Sigurd leapt from his horse and at once unfastened the chain from
Olaf's neck, and even helped him to draw off his kirtle and woollen
sark. And when Olaf stood before him naked, Sigurd drew back amazed
at the pure fairness of his skin, the firmness of his well knitted
muscles, and the perfect beauty of his form.

In the stream near which they had halted there was a deep, clear
pool of water, with a high cascade tumbling into it in creamy foam.
Olaf ran lightly over the mossy boulders and plunged into the pool,
as though he knew it well. Sigurd watched him rolling and splashing
there in childish delight. Sometimes the boy seemed lost in the
brown depths of the water, but soon his white body would be seen
gliding smoothly along under the surface, and then emerging amid
the spray of the waterfall, where the shafts of sunlight made
a rainbow arc.

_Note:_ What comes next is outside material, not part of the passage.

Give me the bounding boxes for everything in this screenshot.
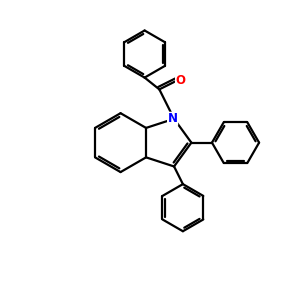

And at last Olaf came out and ran swiftly backward
and forward on the grassy level until he was dry. Then returning
to his new master he took up his woollen sark. But his kirtle was
gone.

Sigurd said: "I have thrown it away, for it is not well that a
king's son should wear a garment that is sullied by the marks of
slavery."

He took off from his own shoulders a riding cloak of scarlet cloth
and added, "Take this cloak and wear it. And when we reach the town
I will buy you more fitting clothes, with sandals for your feet,
and a cap to shield your head from the sun."